Japan To Develop 3D Maps For Self-Driving Cars (nikkei.com)
An anonymous reader quotes a report from Nikkei: A joint venture in Japan will begin creating high-definition 3D maps for self-driving cars in September as part of a government effort to have such vehicles on the road by 2020, when the Tokyo Summer Olympics will be held. Tokyo-based Dynamic Map Planning, set up by Mitsubishi Electric, mapmaker Zenrin and nine automakers, will digitally chart the country's key expressways by driving a vehicle loaded with special surveying equipment. The data will be processed using computers designed for the creation of maps, which will be provided to automakers that invest in the startup. As a first step, Dynamic Map Planning will make maps covering 300km of the country's main expressways. The combination of high-resolution 3D maps and sensors will enable the accurate detection of which lane a car is in and the distance to junctions. High-precision surveying technology is required to make the maps, so Mitsubishi Electric developed equipment that will be installed on a canvassing vehicle. GPS will track the location of the car on the map, and sensors designed to detect the inclination of the car will measure the road grades. At the same time, data including the locations of road signs and traffic lights, as well as right- and left-turns and pedestrian crossings, will be collected using lasers. The survey data will be displayed as a collection of dots. Lines on the road, such as lanes, noise barriers and road signage, will be plotted on that image to faithfully re-create road conditions for 3D maps.

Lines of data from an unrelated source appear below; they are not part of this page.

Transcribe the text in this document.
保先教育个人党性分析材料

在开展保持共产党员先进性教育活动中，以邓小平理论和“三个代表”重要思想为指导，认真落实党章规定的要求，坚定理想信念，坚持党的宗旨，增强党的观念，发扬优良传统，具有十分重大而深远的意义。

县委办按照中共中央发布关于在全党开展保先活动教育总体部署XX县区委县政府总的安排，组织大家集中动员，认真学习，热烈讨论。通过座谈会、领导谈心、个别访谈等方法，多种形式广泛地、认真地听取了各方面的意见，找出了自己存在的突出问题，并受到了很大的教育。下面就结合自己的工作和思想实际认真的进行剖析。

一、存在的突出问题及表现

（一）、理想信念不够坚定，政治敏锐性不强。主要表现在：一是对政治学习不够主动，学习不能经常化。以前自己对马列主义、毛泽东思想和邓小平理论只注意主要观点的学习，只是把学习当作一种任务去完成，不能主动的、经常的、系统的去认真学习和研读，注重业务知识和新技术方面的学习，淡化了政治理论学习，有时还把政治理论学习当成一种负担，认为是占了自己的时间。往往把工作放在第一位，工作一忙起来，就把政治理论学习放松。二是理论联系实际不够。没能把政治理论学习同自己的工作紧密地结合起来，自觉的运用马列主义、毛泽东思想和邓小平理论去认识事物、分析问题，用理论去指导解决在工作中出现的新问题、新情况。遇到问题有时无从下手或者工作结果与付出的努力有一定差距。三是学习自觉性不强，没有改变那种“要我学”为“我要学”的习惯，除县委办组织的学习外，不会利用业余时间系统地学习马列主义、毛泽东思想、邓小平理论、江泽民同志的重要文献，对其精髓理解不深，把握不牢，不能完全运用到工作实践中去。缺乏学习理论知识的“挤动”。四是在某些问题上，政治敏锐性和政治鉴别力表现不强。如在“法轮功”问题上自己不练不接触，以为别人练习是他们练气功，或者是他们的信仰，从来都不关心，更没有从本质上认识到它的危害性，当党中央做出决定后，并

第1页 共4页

Flying cars, at long last!
"There is more worth loving than we have strength to love." - Brian Jay Stanley
Hmmm... They might resurrect map cutting like old time GPS did. Basically, if you want to "operate" your self driving car in Tokyo - you need to buy subscription for Tokyo region 3D map. Operating without active subscription will be made illegal.
It sounds like it is just a laser scan with a point cloud, albeit on a very substantial scale. Am I missing something?

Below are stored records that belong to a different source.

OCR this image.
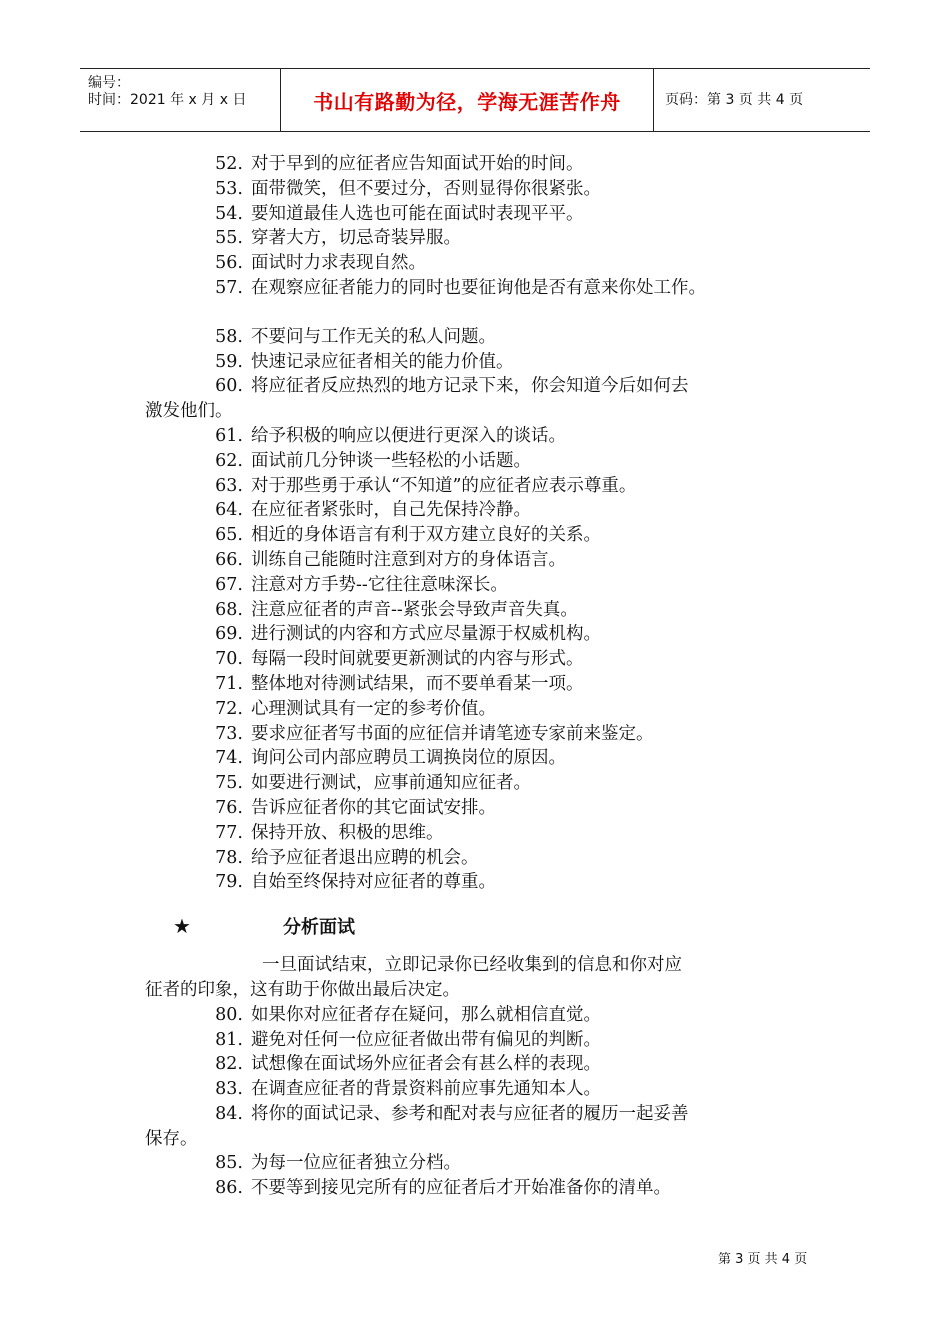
编号：
时间：2021 年 x 月 x 日	书山有路勤为径，学海无涯苦作舟	页码：第 3 页 共 4 页
52. 对于早到的应征者应告知面试开始的时间。
53. 面带微笑，但不要过分，否则显得你很紧张。
54. 要知道最佳人选也可能在面试时表现平平。
55. 穿著大方，切忌奇装异服。
56. 面试时力求表现自然。
57. 在观察应征者能力的同时也要征询他是否有意来你处工作。
58. 不要问与工作无关的私人问题。
59. 快速记录应征者相关的能力价值。
60. 将应征者反应热烈的地方记录下来，你会知道今后如何去
激发他们。
61. 给予积极的响应以便进行更深入的谈话。
62. 面试前几分钟谈一些轻松的小话题。
63. 对于那些勇于承认“不知道”的应征者应表示尊重。
64. 在应征者紧张时，自己先保持冷静。
65. 相近的身体语言有利于双方建立良好的关系。
66. 训练自己能随时注意到对方的身体语言。
67. 注意对方手势--它往往意味深长。
68. 注意应征者的声音--紧张会导致声音失真。
69. 进行测试的内容和方式应尽量源于权威机构。
70. 每隔一段时间就要更新测试的内容与形式。
71. 整体地对待测试结果，而不要单看某一项。
72. 心理测试具有一定的参考价值。
73. 要求应征者写书面的应征信并请笔迹专家前来鉴定。
74. 询问公司内部应聘员工调换岗位的原因。
75. 如要进行测试，应事前通知应征者。
76. 告诉应征者你的其它面试安排。
77. 保持开放、积极的思维。
78. 给予应征者退出应聘的机会。
79. 自始至终保持对应征者的尊重。
★	分析面试
一旦面试结束，立即记录你已经收集到的信息和你对应
征者的印象，这有助于你做出最后决定。
80. 如果你对应征者存在疑问，那么就相信直觉。
81. 避免对任何一位应征者做出带有偏见的判断。
82. 试想像在面试场外应征者会有甚么样的表现。
83. 在调查应征者的背景资料前应事先通知本人。
84. 将你的面试记录、参考和配对表与应征者的履历一起妥善
保存。
85. 为每一位应征者独立分档。
86. 不要等到接见完所有的应征者后才开始准备你的清单。
第 3 页 共 4 页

I do wonder how they factor out the other cars though...
Two HOT Japanese school girls shitting and pissing all over each other.
might be LR in 2020
While it isn't a bad place to start, what happens when things change? Expressways probably experience the least change, but everything changes. New signs get added, new changes happen all the time. It would be a nightmare to keep on top of this without the city corroborating with these changes which they aren't from the sound of it. Until they can actually automate the vehicles like humans do, able to navigate through visual cues alone without the need for a pre made map, this will remain more of a lane following and auto vehicle following assisted technology.
If an earthquake shifts an area 20 cm to the side...you will withness the traffic going "the old way".
lucky if it's just an subscription and your car can't run maps V 3.40 buy a new car!
That means people will not buy those cars in the first place. All leases or rentals or, well, Uber...
Interesting times...
When I was shooting Fast and Furious: Tokyo Drift in Tokyo, in winter of 2005, I saw a rig a lot like this. I was walking down a street, and saw a van with four cameras, four LIDARs, and two GPS sensors on the top. I asked a man working on it what it was, and he said "Oh! Are you engineer?" and I confessed that I was just a movie-maker. But, nevertheless, they showed me everything in the van, and said that the point was developing 3D models of all the streets in Tokyo. At the time, it wasn't for self-driving cars though -- they wanted to build 3D in-car maps for navigation. The team of engineers was from a university in Tokyo; although I don't recall which one.
I love Mondays. On a Monday, anything is possible.
Why do they need 3D maps to determine "what lane they are in and distance to the next junction"?
You set up a program for "surveying volunteers" who will have their cars equipped with additional hardware for checking changes.
They can get a discount but they will need to connect their cars to Internet to upload data everyday and drive over xxx kilometers per month.
Maybe asking a delivery company to sign up in exchange for paying fuel can be easier and better since its drivers will be going everywhere.
Seems a rather inefficient way to track it. Wouldn't it be more efficient to do the mapping from plane?